Un plongeon en avant pour récupérer l’inconsciente et une autre plainte surgit des taillis avoisinants.
Julien, trouvant le temps long, avait fui sa couchette et, apprenti explorateur, s’était dirigé vers un mûrier.
Surpris par les épines du buisson, il sursauta et culbuta dans un massif d’orties.
Clémentine estima qu’il était vraiment temps de rentrer quand elle aperçut Sophie accomplissant la dernière bêtise de l’après-midi. Du moins, elle l’espérait vivement.
Ce petit ange, qui ne manque ni d’intelligence ni d’esprit d’observation, s’était dirigé vers le mûrier et se délectait de ces petites baies si délicieuses.
Malgré sa malice, Sophie a un cœur d’or et Charlotte reçut en cadeau une poignée de ces beaux fruits noirs. Ce que Clémentine trouva moins délicieux, c’était l’état des deux robes blanches des fillettes.
Il était temps de rebrousser chemin. La petite parade du cirque Dutilleul regagna ses pénates : tout qui les voyait passer, s’arrêtait net, ébahi devant un tel spectacle.
Dans le char d’assaut, véritable tank révolutionnaire et futuriste, initialement prévu en poussette, siégeaient trois masses vidées, complètement épuisées. Clémentine n’y prenait même plus garde : elle y était habituée depuis plus de vingt mois et tout ce qui comptait, c’était de rentrer au plus vite.
Elle réfléchit un instant et constata qu’elle n’aurait même pas le temps de souffler avant la rentrée de son mari. Vu la propreté vestimentaire et corporelle des loupiots, les bains et la lessive la conduiraient jusqu’à dix-sept heures trente.

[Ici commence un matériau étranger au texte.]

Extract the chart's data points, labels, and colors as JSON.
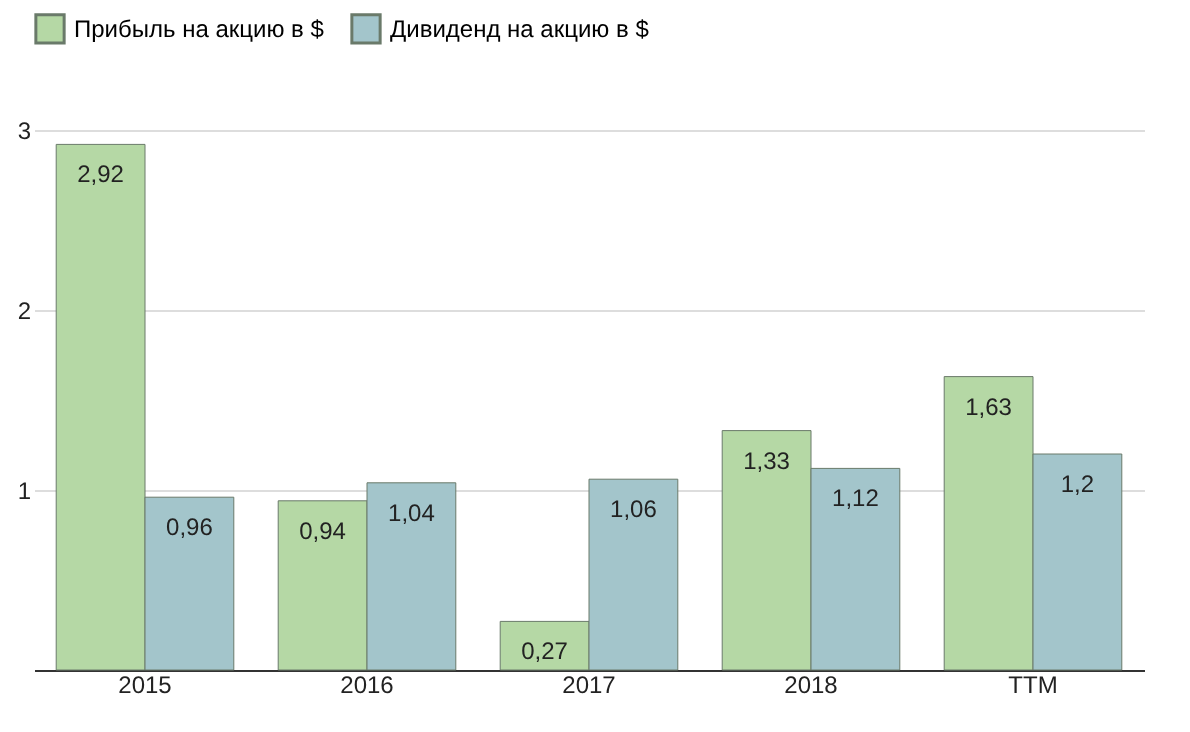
{
  "chart_data": {
    "type": "bar",
    "categories": [
      "2015",
      "2016",
      "2017",
      "2018",
      "TTM"
    ],
    "series": [
      {
        "name": "Прибыль на акцию в $",
        "color": "#b5d8a5",
        "values": [
          2.92,
          0.94,
          0.27,
          1.33,
          1.63
        ],
        "value_labels": [
          "2,92",
          "0,94",
          "0,27",
          "1,33",
          "1,63"
        ]
      },
      {
        "name": "Дивиденд на акцию в $",
        "color": "#a3c5cb",
        "values": [
          0.96,
          1.04,
          1.06,
          1.12,
          1.2
        ],
        "value_labels": [
          "0,96",
          "1,04",
          "1,06",
          "1,12",
          "1,2"
        ]
      }
    ],
    "ylim": [
      0,
      3
    ],
    "yticks": [
      1,
      2,
      3
    ],
    "grid": "y",
    "legend": "top left"
  }
}
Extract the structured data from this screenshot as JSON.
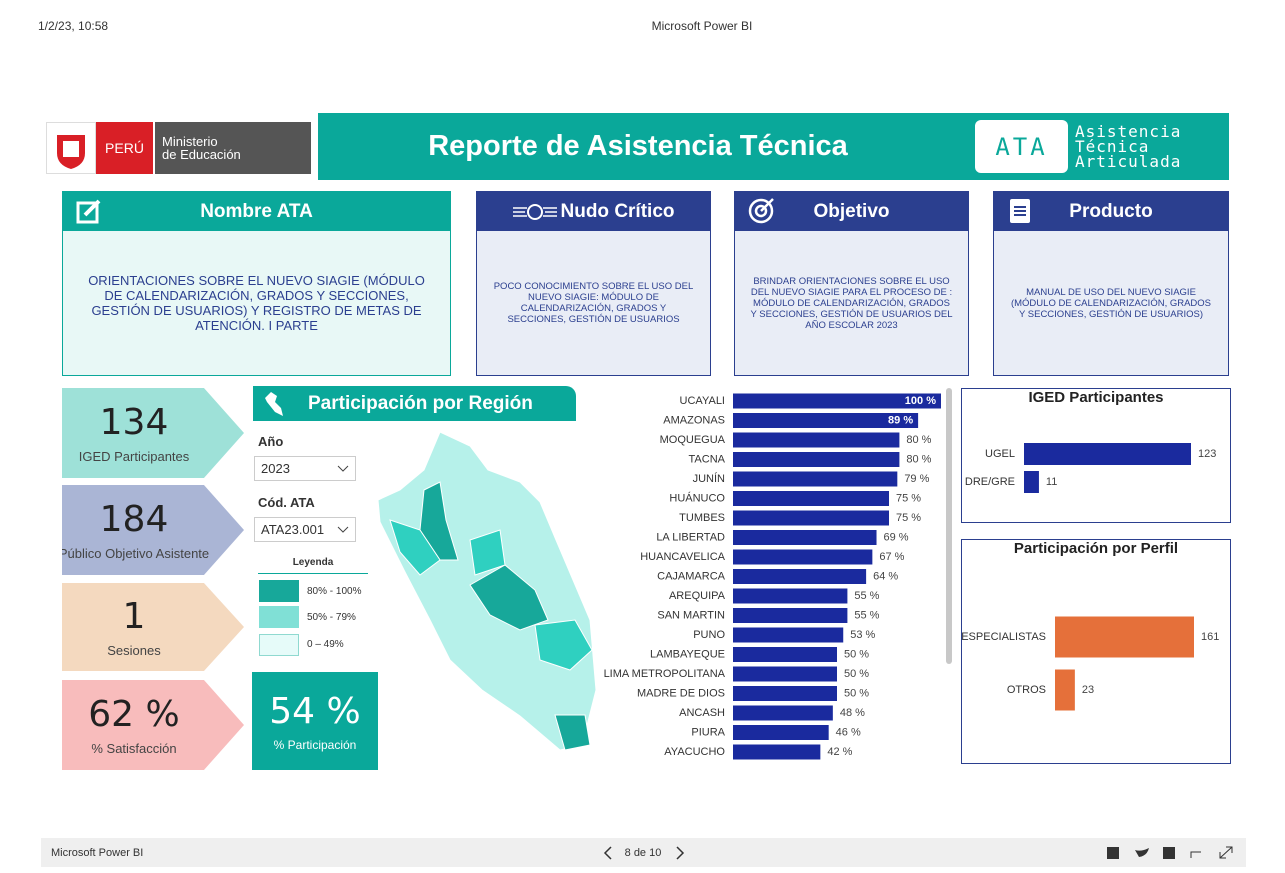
{
  "browser_header": {
    "datetime": "1/2/23, 10:58",
    "title": "Microsoft Power BI"
  },
  "logo": {
    "country": "PERÚ",
    "ministry_lines": [
      "Ministerio",
      "de Educación"
    ]
  },
  "header": {
    "title": "Reporte de Asistencia Técnica",
    "badge": "ATA",
    "badge_lines": [
      "Asistencia",
      "Técnica",
      "Articulada"
    ]
  },
  "cards": [
    {
      "title": "Nombre ATA",
      "body": "ORIENTACIONES SOBRE EL NUEVO SIAGIE (MÓDULO DE CALENDARIZACIÓN, GRADOS Y SECCIONES, GESTIÓN DE USUARIOS) Y REGISTRO DE METAS DE ATENCIÓN. I PARTE"
    },
    {
      "title": "Nudo Crítico",
      "body": "POCO CONOCIMIENTO SOBRE EL USO DEL NUEVO SIAGIE: MÓDULO DE CALENDARIZACIÓN, GRADOS Y SECCIONES, GESTIÓN DE USUARIOS"
    },
    {
      "title": "Objetivo",
      "body": "BRINDAR ORIENTACIONES SOBRE EL USO DEL NUEVO SIAGIE PARA EL PROCESO DE : MÓDULO DE CALENDARIZACIÓN, GRADOS Y SECCIONES, GESTIÓN DE USUARIOS DEL AÑO ESCOLAR 2023"
    },
    {
      "title": "Producto",
      "body": "MANUAL DE USO DEL NUEVO SIAGIE (MÓDULO DE CALENDARIZACIÓN, GRADOS Y SECCIONES, GESTIÓN DE USUARIOS)"
    }
  ],
  "kpis": [
    {
      "value": "134",
      "label": "IGED Participantes"
    },
    {
      "value": "184",
      "label": "Público Objetivo Asistente"
    },
    {
      "value": "1",
      "label": "Sesiones"
    },
    {
      "value": "62 %",
      "label": "% Satisfacción"
    }
  ],
  "region_panel": {
    "title": "Participación por Región",
    "filters": [
      {
        "label": "Año",
        "value": "2023"
      },
      {
        "label": "Cód. ATA",
        "value": "ATA23.001"
      }
    ],
    "legend": {
      "title": "Leyenda",
      "items": [
        "80% - 100%",
        "50% - 79%",
        "0 – 49%"
      ]
    },
    "participation": {
      "value": "54 %",
      "label": "% Participación"
    }
  },
  "chart_data": [
    {
      "type": "bar",
      "orientation": "horizontal",
      "color": "#1a2a9e",
      "categories": [
        "UCAYALI",
        "AMAZONAS",
        "MOQUEGUA",
        "TACNA",
        "JUNÍN",
        "HUÁNUCO",
        "TUMBES",
        "LA LIBERTAD",
        "HUANCAVELICA",
        "CAJAMARCA",
        "AREQUIPA",
        "SAN MARTIN",
        "PUNO",
        "LAMBAYEQUE",
        "LIMA METROPOLITANA",
        "MADRE DE DIOS",
        "ANCASH",
        "PIURA",
        "AYACUCHO"
      ],
      "values": [
        100,
        89,
        80,
        80,
        79,
        75,
        75,
        69,
        67,
        64,
        55,
        55,
        53,
        50,
        50,
        50,
        48,
        46,
        42
      ],
      "value_labels": [
        "100 %",
        "89 %",
        "80 %",
        "80 %",
        "79 %",
        "75 %",
        "75 %",
        "69 %",
        "67 %",
        "64 %",
        "55 %",
        "55 %",
        "53 %",
        "50 %",
        "50 %",
        "50 %",
        "48 %",
        "46 %",
        "42 %"
      ]
    },
    {
      "type": "bar",
      "orientation": "horizontal",
      "title": "IGED Participantes",
      "color": "#1a2a9e",
      "categories": [
        "UGEL",
        "DRE/GRE"
      ],
      "values": [
        123,
        11
      ]
    },
    {
      "type": "bar",
      "orientation": "horizontal",
      "title": "Participación por Perfil",
      "color": "#e5703a",
      "categories": [
        "ESPECIALISTAS",
        "OTROS"
      ],
      "values": [
        161,
        23
      ]
    }
  ],
  "footer": {
    "app": "Microsoft Power BI",
    "page": "8 de 10"
  }
}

Le bain des trois petits monstres ne dénota pas du restant de la journée : hauts en couleur, mousse et flaques d’eau.
Ce fut une partie de fou rire et Clémentine se retrouva les quatre fers en l’air dans la baignoire, trempée jusqu’aux os.
Mais quand elle entendit le bruit de la clé dans la porte, les chérubins étaient lavés, changés, coiffés et elle avait juste eu le temps d’enfiler un peignoir.
Pierre entra distraitement dans la pièce et renversa quasiment son épouse. Il se rua vers le trio infernal pour les embrasser, déposant au passage un paquet sur le guéridon.
Et ne remarquant pas que sa femme ressemblait plus à un oiseau sinistré d’une marée noire qu’à une maîtresse de maison impeccable, il lui montra le colis en question.
— Clémentine, regarde ce que je viens d’acheter : un nouvel appareil photographique. Celui-ci est un vrai automate : il fonctionne tout seul et de manière intelligente.
Rappelle-toi, notre ancien, un modèle basique, s’était enrayé avec le sable des dernières vacances. Installe-toi sur le divan avec les petits, histoire de fixer leur sagesse sur la pellicule.
Ils sont vraiment adorables, de véritables anges. Comment peux-tu être si épuisée quand je rentre ?
Et il appuya sur le déclencheur.
* * * * * * *
– Madame Clémentine Dutilleul ?
Clémentine sortit brusquement de sa torpeur et regarda son gynécologue, comme éblouie par les flashes d’un groupe de photographes japonais.
– Madame Clémentine Dutilleul, voilà enfin le grand jour.
Nous allons enfin voir combien de bébés squattent votre ventre. Avez-vous pris une cassette vidéo pour l’échographie ?
Et Clémentine sut à cet instant, et peu importait le verdict de l’imagerie, qu’elle irait jusqu’au bout de sa passion.